The Clintons have long been known for pursuing interventionist foreign policies; there is a little if any doubt that Hillary Clinton will follow in her husband's — ex-president Bill Clinton — footsteps if elected, according to James W. Carden, former advisor on Russia to the Special Representative for Global Inter-governmental Affairs at the US State Department.
"Hillary Clinton has repeatedly called for a more active US foreign policy. The 2016 election is shaping up to be, among other things, a battle between the inarticulate isolationism of Donald Trump and Hillary Clinton's liberal interventionism. Hers is an approach which came into vogue during the administration of her husband," Carden writes in his article for Consortiumnews.com.
Furthermore, regardless of the fact the Bush administration promised the Kremlin that NATO would not expand "one inch eastward," Bill Clinton pushed ahead with the Alliance's expansion toward Russia's borders.
Interestingly enough, in June 1997, a group of American diplomats and lawmakers published an open letter to then-President Clinton, urging him to reconsider his NATO policies.
"Russia does not now pose a threat to its western neighbors and the nations of Central and Eastern Europe are not in danger. For this reason, and the others cited above, we believe that NATO expansion is neither necessary nor desirable and that this ill-conceived policy can and should be put on hold," the letter said.
"During Clinton's tenure, the US military was dispatched on ostensibly humanitarian grounds in Somalia (1993), Haiti (1994), Bosnia (1995), and Kosovo (1999). Clinton also directed airstrikes on Sudan in what was said to be an attempt on Osama bin Laden's life," Carden continues, adding that Clinton also bombed Iraq in 1998 "over its violations of the NATO enforced no-fly zones."
The belief in the efficiency of the US-led "humanitarian interventions" also originated from the times of President Clinton who authorized NATO bombing campaigns in Yugoslavia.
Clinton's interventions in the Balkans set the template for George W. Bush's operations in Iraq and later Barack Obama's aerial campaign in Libya.
According to Carden, if Hillary wins the White House, America's foreign policy "realism" may sink into oblivion.
Daniel Larison of the American Conservative shares Carden's stance, calling Hillary Clinton "a hawk."
"In almost every case for the last twenty years, Clinton has reliably sided with those favoring more rather than less aggressive measures in response to foreign conflicts and crises.
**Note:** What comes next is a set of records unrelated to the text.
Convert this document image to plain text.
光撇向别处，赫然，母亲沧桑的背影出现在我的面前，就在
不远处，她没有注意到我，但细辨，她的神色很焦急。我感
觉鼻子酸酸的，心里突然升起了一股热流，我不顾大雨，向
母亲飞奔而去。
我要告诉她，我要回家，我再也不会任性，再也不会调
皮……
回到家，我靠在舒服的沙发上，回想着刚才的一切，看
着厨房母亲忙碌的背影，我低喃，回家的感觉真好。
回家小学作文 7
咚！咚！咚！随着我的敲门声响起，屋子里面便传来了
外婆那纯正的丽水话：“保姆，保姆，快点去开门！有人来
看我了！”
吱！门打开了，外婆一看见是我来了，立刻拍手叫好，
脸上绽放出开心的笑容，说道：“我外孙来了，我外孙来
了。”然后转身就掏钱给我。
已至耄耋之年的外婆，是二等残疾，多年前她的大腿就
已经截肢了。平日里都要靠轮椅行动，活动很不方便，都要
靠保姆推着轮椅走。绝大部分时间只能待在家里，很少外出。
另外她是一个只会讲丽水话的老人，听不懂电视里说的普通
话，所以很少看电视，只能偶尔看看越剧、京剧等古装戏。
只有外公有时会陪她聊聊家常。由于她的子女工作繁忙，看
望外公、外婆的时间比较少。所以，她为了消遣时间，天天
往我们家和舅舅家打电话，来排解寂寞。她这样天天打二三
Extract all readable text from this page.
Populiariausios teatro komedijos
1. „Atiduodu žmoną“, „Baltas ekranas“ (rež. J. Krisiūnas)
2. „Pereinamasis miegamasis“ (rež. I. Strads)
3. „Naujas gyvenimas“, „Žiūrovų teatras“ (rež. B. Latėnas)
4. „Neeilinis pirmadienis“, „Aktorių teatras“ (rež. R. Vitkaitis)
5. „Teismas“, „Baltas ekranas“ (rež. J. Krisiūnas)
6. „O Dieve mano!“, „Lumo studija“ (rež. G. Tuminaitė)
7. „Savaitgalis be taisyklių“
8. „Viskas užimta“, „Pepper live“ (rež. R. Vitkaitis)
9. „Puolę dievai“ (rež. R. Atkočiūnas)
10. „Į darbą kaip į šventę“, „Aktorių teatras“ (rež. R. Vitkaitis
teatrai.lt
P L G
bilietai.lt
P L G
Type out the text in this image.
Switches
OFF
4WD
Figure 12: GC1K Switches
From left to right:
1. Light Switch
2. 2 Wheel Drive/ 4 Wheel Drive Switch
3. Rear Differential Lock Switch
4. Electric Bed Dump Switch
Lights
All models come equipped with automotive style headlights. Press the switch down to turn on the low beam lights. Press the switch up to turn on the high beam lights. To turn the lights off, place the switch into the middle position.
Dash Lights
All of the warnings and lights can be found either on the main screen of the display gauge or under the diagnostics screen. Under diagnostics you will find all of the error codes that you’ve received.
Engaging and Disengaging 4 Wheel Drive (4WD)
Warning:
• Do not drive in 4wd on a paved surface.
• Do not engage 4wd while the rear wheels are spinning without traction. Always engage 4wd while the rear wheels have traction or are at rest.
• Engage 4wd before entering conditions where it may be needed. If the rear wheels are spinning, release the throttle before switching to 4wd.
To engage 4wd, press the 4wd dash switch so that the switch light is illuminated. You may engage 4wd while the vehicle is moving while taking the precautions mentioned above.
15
She did this during her husband's administration ('I urged him to bomb' [Kosovo]), she did it as a senator with her Iraq War authorization vote, and she did it as Secretary of State (see Libya, Syria, etc.)," he writes in his opinion piece.
"The clear signals of Clinton's readiness to go to war appears to be aimed at influencing the course of the war in Syria as well as US policy over the remaining six months of the Obama administration," the journalist warned.
"Humanitarian" interventions have become the Clinton's "family value," Carden remarks.
The question remains open whether the US will continue its "self-appointed role as the policeman of the world" or the next administration will put — in the words of Republican presidential nominee Trump — "America First."